Bild: Kundgebung der Sinti- und Romainitiativen auf der Romaday-Parade
Berlin taz Da wäre zum Beispiel die Frau, die mit ihrem Ex-Mann und den
zwei Kindern an einer Raststätte in eine Polizeikontrolle geriet. Beamte
hätten ihren damaligen Mann mit Maschinengewehren aus dem Auto geholt, die
Kinder hätten geheult. „Ihr seid Zigeuner“, habe es geheißen. „Wir wurd…
behandelt, als wär'n wir richtige Verbrecher.“ Die Bilder hätten ihre
inzwischen erwachsenen Kinder heute noch vor Augen, erzählt die Frau.
Antiziganismus – spezifischer Rassismus gegen Sinti:ze und Rom:nja – ist
in Deutschland weit verbreitet. Eine elfköpfige Kommission, besetzt mit
Wissenschaftler:innen und Expert:innen, hat im Auftrag der
Bundesregierung zwei Jahre lang an einer Bestandsaufnahme des Phänomens
gearbeitet. [1][Ihr 501 Seiten umfassender Bericht] liefert teils
bedrückende Erkenntnisse.
Zum Beispiel belegten Studien, dass Sinti:ze oder Rom:nja bis heute von
Racial Profiling betroffen seien, dass sie also von Polizist:innen
aufgrund ihres Aussehens häufiger als verdächtig eingeschätzt werden als
weiße Personen, heißt es in dem Bericht. Betroffene berichteten von
überdurchschnittlich häufigen Kontrollen im öffentlichen Raum – und von
völlig überzogenen Polizeieinsätzen.
Nicht nur die erwähnte Frau wird zitiert, auch ein Betroffener, der sich
beim Roma Büro Freiburg gemeldet hat. Egal, ob man mit dem Fahrrad, dem
Roller oder dem Auto unterwegs sei: „Wenn du dunkel bist, also ‚Zigeuner‘,
Araber, Schwarzer oder so, wirst du angehalten und oft so total
kontrolliert, als ob du gerade geklaut, ne Knarre im Hosenbund, Koks im
Socken, Schwarzgeld in der Unterhose und gefälschte Pässe im Arsch
hättest.“ Es sei wie ein Witz, wenn es nicht so traurig wäre.
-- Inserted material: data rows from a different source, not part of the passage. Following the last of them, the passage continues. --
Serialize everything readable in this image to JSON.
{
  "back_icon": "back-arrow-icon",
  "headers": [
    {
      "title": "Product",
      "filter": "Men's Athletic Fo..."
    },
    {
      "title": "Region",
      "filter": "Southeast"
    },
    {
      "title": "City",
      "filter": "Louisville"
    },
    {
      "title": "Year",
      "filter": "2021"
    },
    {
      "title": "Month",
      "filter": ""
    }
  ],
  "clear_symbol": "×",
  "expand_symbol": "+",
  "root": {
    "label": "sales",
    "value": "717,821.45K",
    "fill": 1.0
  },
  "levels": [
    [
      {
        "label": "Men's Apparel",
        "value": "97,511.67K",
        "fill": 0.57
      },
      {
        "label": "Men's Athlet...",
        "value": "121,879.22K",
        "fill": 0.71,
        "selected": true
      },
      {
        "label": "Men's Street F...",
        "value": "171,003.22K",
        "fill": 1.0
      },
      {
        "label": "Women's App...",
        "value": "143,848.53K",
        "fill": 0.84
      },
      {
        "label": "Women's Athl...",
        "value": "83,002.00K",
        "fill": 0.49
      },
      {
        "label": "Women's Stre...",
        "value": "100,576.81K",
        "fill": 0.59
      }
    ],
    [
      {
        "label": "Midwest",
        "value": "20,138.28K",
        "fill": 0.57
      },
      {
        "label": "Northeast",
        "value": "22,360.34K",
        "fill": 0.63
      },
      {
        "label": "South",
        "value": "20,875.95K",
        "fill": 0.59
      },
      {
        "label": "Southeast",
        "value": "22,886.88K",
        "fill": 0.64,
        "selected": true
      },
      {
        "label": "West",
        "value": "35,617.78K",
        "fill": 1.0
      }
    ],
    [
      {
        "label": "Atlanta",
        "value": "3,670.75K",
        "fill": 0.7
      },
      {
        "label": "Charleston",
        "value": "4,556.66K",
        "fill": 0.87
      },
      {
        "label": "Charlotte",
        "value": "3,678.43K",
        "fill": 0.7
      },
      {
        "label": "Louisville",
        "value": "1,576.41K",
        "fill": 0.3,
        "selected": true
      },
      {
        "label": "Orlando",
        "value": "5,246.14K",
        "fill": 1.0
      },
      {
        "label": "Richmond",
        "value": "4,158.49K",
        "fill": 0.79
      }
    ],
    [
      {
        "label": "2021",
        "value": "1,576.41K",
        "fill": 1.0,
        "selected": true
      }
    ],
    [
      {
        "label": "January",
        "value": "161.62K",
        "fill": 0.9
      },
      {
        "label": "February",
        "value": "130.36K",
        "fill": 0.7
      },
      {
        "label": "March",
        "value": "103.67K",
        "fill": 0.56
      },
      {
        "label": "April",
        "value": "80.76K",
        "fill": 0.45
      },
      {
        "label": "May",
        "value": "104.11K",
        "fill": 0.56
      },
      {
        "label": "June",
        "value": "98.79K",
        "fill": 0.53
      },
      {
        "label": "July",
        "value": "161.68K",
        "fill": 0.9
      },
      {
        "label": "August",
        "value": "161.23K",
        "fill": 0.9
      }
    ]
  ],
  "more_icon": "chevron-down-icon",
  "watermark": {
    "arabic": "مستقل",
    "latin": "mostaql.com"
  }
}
## Herabwürdigungen oder Getuschel
Der Bericht zitiert eine Studie, die Rassismuserfahrungen von Sinti:ze
oder Rom:nja im Alltag untersucht hat. Ein Großteil der Erfahrungen im
öffentlichen Raum nehme nonverbale Kommunikation ein – also etwa Blicke,
Herabwürdigungen oder Getuschel. In öffentlichen Verkehrsmitteln würden sie
angestarrt, beim Betreten von Restaurants spöttisch betrachtet, in
Einkaufsläden stünden sie unter Beobachtung. Aber auch körperliche Gewalt
oder Anschläge seien zu beobachten.
Eine Betroffene berichtete, dass sie stets die Ärmel hochkrempelt und ihren
Einkaufskorb sowie die Artikel sichtbar für alle hält, um Situationen
zuvorzukommen, in denen sie des Diebstahls bezichtigt wird. Der Bericht der
Kommission macht eindringlich klar, dass Diskriminierungen in allen
Lebensbereichen vorkommen – in der Schule, später bei der Wohnungssuche
oder in der Arbeitswelt.
Auch die Berichterstattung von Medien spiele eine Rolle bei der
Reproduktion antiziganistischer Vorurteile, heißt es in dem Bericht weiter.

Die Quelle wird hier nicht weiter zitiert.